Mr Trump described El Salvador, Haiti and certain African nations as “shithole” countries during a meeting with lawmakers at the White House on Thursday.
“Why are we having all these people from shithole countries come here?” Mr Trump asked, after being presented with a proposal to restore protections for immigrants from those countries as part of a bipartisan immigration deal. The Washington Post reported the remarks citing aides briefed on the meeting.
Trump demanded to know why the US would accept immigrants from these countries rather than places like Norway, whose prime minister he had met the day before.
Mr Trump has received international condemnation for his comment, one of those criticisms coming from Botswana, whose Ministry of International Affairs and Cooperation called on the US’s ambassador to Botswana “to express its displeasure at the alleged utterances made by the President of the US.”
The ministry also asked the ambassador to clarify whether the US regarded Botswana as a “shithole” country, adding that Trump’s comments were “highly irresponsible, reprehensible, and racist.”
Mr Trump, on Friday, however, denied making those comments. “The language used by me at the DACA meeting was tough, but this was not the language used.

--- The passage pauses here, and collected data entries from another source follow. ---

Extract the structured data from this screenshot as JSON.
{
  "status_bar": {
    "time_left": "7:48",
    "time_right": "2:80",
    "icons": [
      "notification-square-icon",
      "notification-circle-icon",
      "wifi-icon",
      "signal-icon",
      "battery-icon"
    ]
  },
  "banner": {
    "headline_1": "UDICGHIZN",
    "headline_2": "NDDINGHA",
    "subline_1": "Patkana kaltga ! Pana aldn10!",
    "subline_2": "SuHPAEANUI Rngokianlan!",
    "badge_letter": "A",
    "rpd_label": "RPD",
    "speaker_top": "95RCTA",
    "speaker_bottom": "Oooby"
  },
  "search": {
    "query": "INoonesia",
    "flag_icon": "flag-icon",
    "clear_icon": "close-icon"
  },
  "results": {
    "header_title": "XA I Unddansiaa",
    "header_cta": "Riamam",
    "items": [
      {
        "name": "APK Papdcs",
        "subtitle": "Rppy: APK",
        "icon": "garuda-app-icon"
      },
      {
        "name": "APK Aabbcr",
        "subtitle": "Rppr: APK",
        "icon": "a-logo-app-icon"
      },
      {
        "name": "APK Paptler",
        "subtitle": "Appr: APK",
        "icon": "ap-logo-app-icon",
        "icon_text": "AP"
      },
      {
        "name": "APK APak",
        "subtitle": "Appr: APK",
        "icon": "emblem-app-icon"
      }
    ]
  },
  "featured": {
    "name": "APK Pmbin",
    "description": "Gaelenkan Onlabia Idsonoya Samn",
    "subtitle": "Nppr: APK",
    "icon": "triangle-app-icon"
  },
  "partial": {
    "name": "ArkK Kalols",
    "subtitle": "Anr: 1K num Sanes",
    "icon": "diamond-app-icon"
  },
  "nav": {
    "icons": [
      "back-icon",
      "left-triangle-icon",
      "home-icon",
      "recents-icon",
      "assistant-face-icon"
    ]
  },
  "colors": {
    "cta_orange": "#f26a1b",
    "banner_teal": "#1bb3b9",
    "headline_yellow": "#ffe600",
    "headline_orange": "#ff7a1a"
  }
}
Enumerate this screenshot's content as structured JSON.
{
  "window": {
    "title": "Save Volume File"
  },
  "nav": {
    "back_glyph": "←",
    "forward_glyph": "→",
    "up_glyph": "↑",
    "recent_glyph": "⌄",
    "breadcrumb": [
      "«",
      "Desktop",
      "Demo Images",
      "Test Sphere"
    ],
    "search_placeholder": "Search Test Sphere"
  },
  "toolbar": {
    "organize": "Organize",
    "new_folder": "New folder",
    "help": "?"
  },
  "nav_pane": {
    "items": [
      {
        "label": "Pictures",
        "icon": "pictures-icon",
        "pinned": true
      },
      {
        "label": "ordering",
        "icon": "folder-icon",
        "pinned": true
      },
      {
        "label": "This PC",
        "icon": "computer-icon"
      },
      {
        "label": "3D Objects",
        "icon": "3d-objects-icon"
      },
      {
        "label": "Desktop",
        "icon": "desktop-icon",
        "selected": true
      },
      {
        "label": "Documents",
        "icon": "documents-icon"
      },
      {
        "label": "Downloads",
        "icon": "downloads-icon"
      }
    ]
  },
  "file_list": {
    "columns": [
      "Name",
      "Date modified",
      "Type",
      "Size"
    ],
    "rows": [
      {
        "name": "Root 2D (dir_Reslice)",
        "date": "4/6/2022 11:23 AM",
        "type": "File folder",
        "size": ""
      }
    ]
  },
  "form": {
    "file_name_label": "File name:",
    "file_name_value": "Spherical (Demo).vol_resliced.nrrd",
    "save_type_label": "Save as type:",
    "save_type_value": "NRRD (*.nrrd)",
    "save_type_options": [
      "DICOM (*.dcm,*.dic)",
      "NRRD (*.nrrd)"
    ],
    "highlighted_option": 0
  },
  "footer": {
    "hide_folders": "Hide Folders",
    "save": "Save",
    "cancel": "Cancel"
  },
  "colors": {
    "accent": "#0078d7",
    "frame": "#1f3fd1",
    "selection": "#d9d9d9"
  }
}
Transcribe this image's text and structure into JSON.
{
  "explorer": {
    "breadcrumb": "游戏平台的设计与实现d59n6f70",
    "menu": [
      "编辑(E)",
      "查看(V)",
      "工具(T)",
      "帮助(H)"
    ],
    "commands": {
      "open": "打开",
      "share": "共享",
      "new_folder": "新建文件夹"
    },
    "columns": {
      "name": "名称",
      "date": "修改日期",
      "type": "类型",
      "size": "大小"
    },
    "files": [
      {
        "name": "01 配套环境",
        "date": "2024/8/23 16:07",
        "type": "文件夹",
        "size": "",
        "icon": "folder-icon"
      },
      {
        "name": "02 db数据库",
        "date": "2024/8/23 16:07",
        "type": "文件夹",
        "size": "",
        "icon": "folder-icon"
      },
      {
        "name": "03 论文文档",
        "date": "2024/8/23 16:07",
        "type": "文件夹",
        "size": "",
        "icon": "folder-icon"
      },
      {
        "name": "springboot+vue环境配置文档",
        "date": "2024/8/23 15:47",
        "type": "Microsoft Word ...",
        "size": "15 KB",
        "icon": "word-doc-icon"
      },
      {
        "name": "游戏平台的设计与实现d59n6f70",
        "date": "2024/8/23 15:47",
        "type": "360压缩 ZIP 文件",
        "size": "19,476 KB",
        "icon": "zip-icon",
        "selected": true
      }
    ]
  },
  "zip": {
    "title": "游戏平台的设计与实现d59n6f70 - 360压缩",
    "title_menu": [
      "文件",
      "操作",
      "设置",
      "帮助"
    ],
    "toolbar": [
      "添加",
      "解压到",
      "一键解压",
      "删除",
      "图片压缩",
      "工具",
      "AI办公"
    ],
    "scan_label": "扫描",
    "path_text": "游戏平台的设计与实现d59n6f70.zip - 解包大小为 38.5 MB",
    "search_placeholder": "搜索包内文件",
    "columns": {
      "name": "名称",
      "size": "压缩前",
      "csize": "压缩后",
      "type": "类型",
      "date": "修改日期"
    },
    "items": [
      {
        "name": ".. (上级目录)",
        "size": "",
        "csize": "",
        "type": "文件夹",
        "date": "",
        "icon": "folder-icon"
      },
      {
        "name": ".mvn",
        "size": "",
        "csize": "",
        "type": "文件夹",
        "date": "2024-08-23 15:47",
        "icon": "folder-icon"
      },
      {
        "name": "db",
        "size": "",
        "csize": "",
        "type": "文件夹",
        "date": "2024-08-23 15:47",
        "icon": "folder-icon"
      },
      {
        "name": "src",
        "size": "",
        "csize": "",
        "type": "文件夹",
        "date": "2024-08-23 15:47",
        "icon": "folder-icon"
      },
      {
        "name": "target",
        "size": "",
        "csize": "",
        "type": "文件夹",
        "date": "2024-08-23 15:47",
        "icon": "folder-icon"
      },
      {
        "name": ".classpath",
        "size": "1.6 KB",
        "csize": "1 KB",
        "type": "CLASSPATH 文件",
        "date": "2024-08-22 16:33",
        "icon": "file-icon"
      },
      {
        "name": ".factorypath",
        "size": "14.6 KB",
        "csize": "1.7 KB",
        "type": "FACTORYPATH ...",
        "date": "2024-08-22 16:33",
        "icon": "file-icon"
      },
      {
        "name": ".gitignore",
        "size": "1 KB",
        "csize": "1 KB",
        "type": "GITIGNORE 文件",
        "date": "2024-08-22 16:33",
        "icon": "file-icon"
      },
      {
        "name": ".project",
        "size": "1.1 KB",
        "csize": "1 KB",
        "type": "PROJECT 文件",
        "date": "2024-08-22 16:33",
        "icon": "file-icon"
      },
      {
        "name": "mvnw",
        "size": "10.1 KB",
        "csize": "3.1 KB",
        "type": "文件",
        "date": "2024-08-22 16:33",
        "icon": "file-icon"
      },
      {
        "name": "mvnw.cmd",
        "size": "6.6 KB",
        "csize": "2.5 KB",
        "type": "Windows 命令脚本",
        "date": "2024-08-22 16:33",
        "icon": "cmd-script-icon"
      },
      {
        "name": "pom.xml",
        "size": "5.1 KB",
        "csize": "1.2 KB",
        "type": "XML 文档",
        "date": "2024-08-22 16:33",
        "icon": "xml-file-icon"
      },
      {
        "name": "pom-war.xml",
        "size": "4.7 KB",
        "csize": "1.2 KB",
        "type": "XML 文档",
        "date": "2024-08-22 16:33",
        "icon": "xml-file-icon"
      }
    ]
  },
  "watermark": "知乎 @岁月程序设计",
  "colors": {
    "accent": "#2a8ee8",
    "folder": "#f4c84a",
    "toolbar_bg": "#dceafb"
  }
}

What was really tough was the outlandish proposal made – a big setback for DACA!”
Mr Ibrahim further explained that: “Since he entered the American presidential race, many comments have been attributed to Donald Trump; comments that have unsettled the world sometimes.
“Africa should also be careful not to take the bait – there is a general sense of disquiet within the American political establishment with the sudden rise of a mogul to the White House. As a result, mainstream American media maximizes the flaws of the Trump administration to hurt his chances of re-election in 2020 while domestic policies he is implementing are completely overlooked”.
For him, the US President is “just like any one of us, President Trump is human and fallible and Africa should be careful not to fall prey to the anti-Trump narrative being pursued by a section of the US press. Comments our leaders make today may have far-reaching diplomatic consequences for us in the near future”.
He emphasised that Africans should respond in a “diplomatic and unprovoked manner in order not to escalate matters”.
He believes “to err is human, and to forgive is divine” adding Mr Trump is “not a superhuman and not perfect” and “therefore in our response, we must be measured and hope that such derogatory comments are not uttered again”.
“US Visa Lottery as an American diversification programme, has enabled Africans, Asians, Arabs, Latinos and other people around the world to seek greener pastures and also contribute towards the development of the US and, therefore, they do not deserve such distasteful descriptions by President Trump,” he concluded.